Sasanka Ramanadham, PhD
Department of Cell, Developmental and Integrative Biology
McGill University, Montreal, Canada
Texas Tech University Health Sciences Center, Lubbock, TX
PhD, Pharmacology, 1985
University of British Columbia, Vancouver, Canada
Postdoctoral Fellow, 1985-8
Washington University School of Medicine, St. Louis, MO
Postdoctoral Fellow, 1991-3
Dr. Ramanadham’s research interests include study of programmed death (apoptosis) of insulin-secreting ß-cells in the pancreatic islet, involvement of a novel enzyme activity in bone formation, and HIV-protease inhibitor-induced metabolic abnormalities. Brief descriptions of these areas are provided below:
1. iPLA2ß and ß-Cell Apoptosis. Diabetes mellitus (DM) is the most prevalent human metabolic disease, and it results from loss and/or dysfunction of ß-cells in pancreatic islets. ß-Cell mass is regulated by a balance between ß-cell growth, resulting from ß-cell replication and neogenesis, and ß-cell death resulting from apoptosis. Accumulating evidence suggests that ß-cell apoptosis contributes to the pathophysiology in both types 1 and 2 diabetes mellitus. It is therefore important to understand the mechanisms underlying ß-cell apoptosis if this process is to be prevented or delayed. We recently identified participation of a Ca2+-independent phospholipase A2 in ß-cell apoptosis and the goals of this project are to understand the mechanism by which lipid mediators contribute to ß-cell death.
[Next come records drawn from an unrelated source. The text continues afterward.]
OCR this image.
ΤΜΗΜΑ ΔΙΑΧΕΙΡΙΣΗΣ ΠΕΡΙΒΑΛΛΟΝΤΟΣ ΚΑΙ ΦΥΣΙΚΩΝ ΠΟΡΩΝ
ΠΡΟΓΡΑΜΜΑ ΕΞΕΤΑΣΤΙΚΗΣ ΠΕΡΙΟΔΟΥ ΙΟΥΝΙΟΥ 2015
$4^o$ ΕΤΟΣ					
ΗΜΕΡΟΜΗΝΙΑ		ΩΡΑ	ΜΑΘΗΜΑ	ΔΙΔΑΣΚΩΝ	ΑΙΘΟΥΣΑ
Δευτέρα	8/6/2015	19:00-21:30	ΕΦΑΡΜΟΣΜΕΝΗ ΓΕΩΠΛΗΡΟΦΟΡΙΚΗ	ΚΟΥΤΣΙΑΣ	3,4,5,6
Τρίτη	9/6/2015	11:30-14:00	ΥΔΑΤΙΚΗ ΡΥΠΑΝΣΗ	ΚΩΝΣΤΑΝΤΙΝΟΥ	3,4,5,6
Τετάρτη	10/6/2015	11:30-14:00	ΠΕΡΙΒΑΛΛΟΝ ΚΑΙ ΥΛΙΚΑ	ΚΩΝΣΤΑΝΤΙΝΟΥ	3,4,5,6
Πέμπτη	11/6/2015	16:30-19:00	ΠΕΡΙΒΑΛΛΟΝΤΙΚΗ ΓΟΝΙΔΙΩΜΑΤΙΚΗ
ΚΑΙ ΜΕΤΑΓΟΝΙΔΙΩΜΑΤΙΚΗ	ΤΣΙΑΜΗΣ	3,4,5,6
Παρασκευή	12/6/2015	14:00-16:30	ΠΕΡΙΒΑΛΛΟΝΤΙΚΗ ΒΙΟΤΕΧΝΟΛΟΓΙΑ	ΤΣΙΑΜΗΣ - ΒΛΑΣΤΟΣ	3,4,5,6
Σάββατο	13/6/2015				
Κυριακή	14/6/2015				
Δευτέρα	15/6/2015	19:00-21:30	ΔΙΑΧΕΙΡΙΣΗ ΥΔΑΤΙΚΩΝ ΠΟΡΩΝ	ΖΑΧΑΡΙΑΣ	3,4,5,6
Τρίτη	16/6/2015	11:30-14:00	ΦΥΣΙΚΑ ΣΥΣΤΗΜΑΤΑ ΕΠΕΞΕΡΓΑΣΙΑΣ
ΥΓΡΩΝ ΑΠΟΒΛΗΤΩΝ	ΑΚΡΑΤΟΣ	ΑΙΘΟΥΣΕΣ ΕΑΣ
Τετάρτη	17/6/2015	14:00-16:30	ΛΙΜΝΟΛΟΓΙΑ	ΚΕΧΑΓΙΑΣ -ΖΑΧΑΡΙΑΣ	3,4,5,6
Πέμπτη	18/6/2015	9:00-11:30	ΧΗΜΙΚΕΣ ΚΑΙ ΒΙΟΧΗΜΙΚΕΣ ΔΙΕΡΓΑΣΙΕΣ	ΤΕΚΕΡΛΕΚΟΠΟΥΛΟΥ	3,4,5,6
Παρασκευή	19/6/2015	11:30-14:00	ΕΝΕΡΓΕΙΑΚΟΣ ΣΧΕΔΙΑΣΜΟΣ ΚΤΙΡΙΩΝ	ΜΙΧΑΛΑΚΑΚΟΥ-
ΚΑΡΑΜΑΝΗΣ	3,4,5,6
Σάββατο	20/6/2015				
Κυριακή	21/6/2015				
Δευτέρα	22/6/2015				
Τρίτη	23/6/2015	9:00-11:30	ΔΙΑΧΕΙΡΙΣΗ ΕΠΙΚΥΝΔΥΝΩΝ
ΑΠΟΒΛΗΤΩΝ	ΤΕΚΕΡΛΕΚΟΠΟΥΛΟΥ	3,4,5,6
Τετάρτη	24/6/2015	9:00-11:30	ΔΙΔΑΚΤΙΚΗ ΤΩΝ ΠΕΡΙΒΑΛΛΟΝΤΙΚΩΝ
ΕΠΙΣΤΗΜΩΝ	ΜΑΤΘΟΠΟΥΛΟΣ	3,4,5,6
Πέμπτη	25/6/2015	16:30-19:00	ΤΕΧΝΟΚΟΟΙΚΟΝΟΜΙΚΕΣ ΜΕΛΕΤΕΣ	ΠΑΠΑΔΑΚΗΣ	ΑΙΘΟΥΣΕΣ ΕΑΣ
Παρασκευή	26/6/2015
2. iPLA2ß and Bone Formation. Bioactive arachidonic acid (AA) metabolites (eicosanoids) generated by the actions of 5-lipoxygenase (5-LO) and cyclooxygenase (COX) are important mediators of bone remodeling. The 5-LO products leukotrienes and 5-HETE (hydroxyeicosa-tetraenoic acid) function as negative modulators of bone formation by inhibiting osteoblast differentiation and bone formation. In contrast, prostaglandins (PGs), e.g., PGE2, derived from metabolism of AA by cyclooxygenase (COX), enhance bone formation and mass by increasing osteoblast replication and differentiation and/or by inhibiting osteoclastic resorption, although high concentrations of PGE2 can stimulate bone resorption. Dietary supplementation with AA results in increases in bone mass and volume, which reflects a beneficial role of eicosanoids in bone formation. Our studies reveal abnormalities in bone formation in iPLA2ß-null mice and the goals of this project are to elucidate the role of iPLA2ß in bone formation.
3. HIV-PIs and Insulin Resistance/Diabetes. Over the past two decades, the number of people worldwide living with HIV/AIDS has risen to nearly 40 million. The introduction of PIs in 1995 has resulted in marked decreases in mortality among HIV+ patients from 30% achieved with RTs combination therapy alone to 8% with the addition of a PI. The beneficial effects of PIs in combination with NRTIs/NNRTIs are evidenced by the dramatic decreases in HIV plasma viremia, marked reductions in opportunistic infections, and in mortality and morbidity among HIV+ patients. However, inclusion of PIs in the therapeutic regimen is also associated with peripheral lipoatrophy, visceral adiposity, hyperlipidemia, insulin resistance, hyperglycemia, and overt type 2 diabetes mellitus. The development of these metabolic complications, analogous to The Metabolic Syndrome may be affected by multiple factors but they are reported to occur in 60-80% of HIV+ patients treated with PIs and are associated with significant risk for cardiovascular disorders in these patients. Our studies indicate the involvement of a novel signaling cascade in PI-Induced insulin resistance and diabetes and the goals of this project are to describe the mechanism(s) by which chronic PI treatments induce metabolic abnormalities.